This is the mail archive of the
libc-alpha@sourceware.org
mailing list for the glibc project.
Re: Potential issue with strstr on x86 with sse4.2 in glibc-2.18
- From: Rich Felker <dalias at aerifal dot cx>
- To: "Joseph S. Myers" <joseph at codesourcery dot com>
- Cc: Allan McRae <allan at archlinux dot org>, Alexander Monakov <amonakov at ispras dot ru>, libc-alpha at sourceware dot org
- Date: Tue, 20 Aug 2013 13:57:35 -0400
- Subject: Re: Potential issue with strstr on x86 with sse4.2 in glibc-2.18
- References: <520E181D dot 2040308 at archlinux dot org> <alpine dot LNX dot 2 dot 00 dot 1308191628370 dot 2626 at monopod dot intra dot ispras dot ru> <20130819144648 dot GF20515 at brightrain dot aerifal dot cx> <alpine dot LNX dot 2 dot 00 dot 1308191924490 dot 2626 at monopod dot intra dot ispras dot ru> <5212A278 dot 3090909 at archlinux dot org> <20130819230644 dot GM20515 at brightrain dot aerifal dot cx> <5212E278 dot 4030703 at archlinux dot org> <20130820033430 dot GN20515 at brightrain dot aerifal dot cx> <20130820043956 dot GO20515 at brightrain dot aerifal dot cx> <Pine dot LNX dot 4 dot 64 dot 1308201531540 dot 15834 at digraph dot polyomino dot org dot uk>
On Tue, Aug 20, 2013 at 03:56:46PM +0000, Joseph S. Myers wrote:
> On Tue, 20 Aug 2013, Rich Felker wrote:
>
> > This all looks like a big mess, and it's all GCC's fault. With such a
> > nasty incompatible ABI change, they should have added a minimally
> > invasive way to build code that interoperates: not assuming the stack
> > pointer is aligned on entry, but preserving the alignment on calls
> > (i.e. keeping it the same mod 16 as it was on entry) so that both of
> > these cases work:
> >
> > 1. Caller is using old 4-byte alignment.
> >
> > 2. Caller is using 16-byte alignment and needs its callbacks to be
> > called with 16-byte alignment.
>
> The old 4-byte alignment case should only apply to very old binaries, but
> of course an old binary using strstr still ought to work on a new system.

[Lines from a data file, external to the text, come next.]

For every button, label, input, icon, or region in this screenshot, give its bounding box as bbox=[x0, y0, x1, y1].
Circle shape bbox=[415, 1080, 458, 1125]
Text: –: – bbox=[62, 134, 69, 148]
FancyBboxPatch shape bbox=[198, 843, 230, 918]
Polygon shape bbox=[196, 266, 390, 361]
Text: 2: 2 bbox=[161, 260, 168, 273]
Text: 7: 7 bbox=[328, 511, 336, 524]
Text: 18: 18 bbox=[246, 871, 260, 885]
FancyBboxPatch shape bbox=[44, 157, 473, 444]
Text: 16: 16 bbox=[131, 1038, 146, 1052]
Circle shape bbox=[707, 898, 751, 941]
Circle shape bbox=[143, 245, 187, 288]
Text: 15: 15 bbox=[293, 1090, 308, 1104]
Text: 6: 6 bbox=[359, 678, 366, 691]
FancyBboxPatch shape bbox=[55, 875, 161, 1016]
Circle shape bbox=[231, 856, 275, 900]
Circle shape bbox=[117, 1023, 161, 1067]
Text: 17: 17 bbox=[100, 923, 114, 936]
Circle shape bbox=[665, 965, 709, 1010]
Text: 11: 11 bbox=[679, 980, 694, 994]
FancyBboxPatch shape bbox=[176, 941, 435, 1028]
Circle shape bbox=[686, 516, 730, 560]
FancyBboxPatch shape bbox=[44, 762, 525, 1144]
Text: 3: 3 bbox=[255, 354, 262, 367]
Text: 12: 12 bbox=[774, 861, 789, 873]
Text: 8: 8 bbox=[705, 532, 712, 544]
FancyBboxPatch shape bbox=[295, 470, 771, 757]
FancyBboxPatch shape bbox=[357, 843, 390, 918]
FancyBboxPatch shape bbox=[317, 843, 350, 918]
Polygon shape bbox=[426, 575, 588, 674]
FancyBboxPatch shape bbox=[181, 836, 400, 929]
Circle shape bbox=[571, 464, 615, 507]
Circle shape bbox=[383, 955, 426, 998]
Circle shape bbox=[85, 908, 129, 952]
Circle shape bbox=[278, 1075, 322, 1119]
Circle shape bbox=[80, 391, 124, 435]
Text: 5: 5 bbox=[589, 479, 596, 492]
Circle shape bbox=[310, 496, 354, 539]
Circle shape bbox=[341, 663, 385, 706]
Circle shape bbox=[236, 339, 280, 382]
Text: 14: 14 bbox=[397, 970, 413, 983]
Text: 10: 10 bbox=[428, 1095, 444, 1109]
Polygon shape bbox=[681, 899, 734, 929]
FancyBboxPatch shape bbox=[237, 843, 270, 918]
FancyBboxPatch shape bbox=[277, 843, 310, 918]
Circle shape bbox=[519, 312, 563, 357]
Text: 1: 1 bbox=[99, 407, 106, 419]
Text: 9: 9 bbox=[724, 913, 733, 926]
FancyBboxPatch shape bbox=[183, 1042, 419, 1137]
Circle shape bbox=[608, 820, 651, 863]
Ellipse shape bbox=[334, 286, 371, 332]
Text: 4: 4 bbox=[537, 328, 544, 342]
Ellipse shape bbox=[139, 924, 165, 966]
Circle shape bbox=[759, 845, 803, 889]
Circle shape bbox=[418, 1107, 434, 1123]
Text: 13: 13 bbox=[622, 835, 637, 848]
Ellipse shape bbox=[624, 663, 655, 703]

Or a new binary built with gcc 3.4. While compiling glibc with gcc 3.4
is not supported, I don't think it's reasonable to tell people they
can't compile application code with it...
> That is, the intent of the glibc ABI is to support such binaries, and this
> worked as long as x86 didn't use SSE in glibc. In turn, that means that
> any entry point to glibc functions using SSE in a way that requires
> 16-byte alignment needs to do dynamic stack realignment.
Agreed.
> Given that since 2011 we don't try to build x86 glibc with
> -mpreferred-stack-boundary=2 for most functions to save stack space, I
> think the x86 glibc should already be preserving alignment as you request
> (and the $(uses-callbacks) incompleteness may not matter in practice for
> this issue) - the problem is for old binaries, maybe linked with glibc
> 2.0, doing things that were valid at the time with interfaces that existed
> at the time, although at least since 2006 it's not been considered valid
> to build something with the 4-byte alignment and expect to be able to call
> standard interfaces with that alignment (so maybe the realignment is only
> needed when the user's entry point to glibc is at a 2.4 or older symbol
> version, although I don't know if it's worth adding any new-version entry
> points that bypass the realignment).
>
> (In the case of strstr, bug 12100 for asymptotic slowness of the SSE4.2
> implementation is also still open - though the preference was to use a
> hybrid approach for a fix rather than completely removing the SSE4.2
> version, so I suppose the realignment issue will remain even with a fix
> for that bug.)
I question the reasoning for this. If the "short needle" version of
two-way were removed and the "long needle" version (with bad character
table) always used, I expect it would outperform the SSE code in
almost all cases. SSE is not at all well-suited to strstr since you
have to keep bitshifting and check all alignments. At best, the SSE
code will do one vector comparison per byte of the haystack (up until
the match, if any, is found). Two-way with the bad character table can
do much better, on average inspecting only C*n/m positions (where n is
the haystack length (up to the first match) and m the needle length).
Rich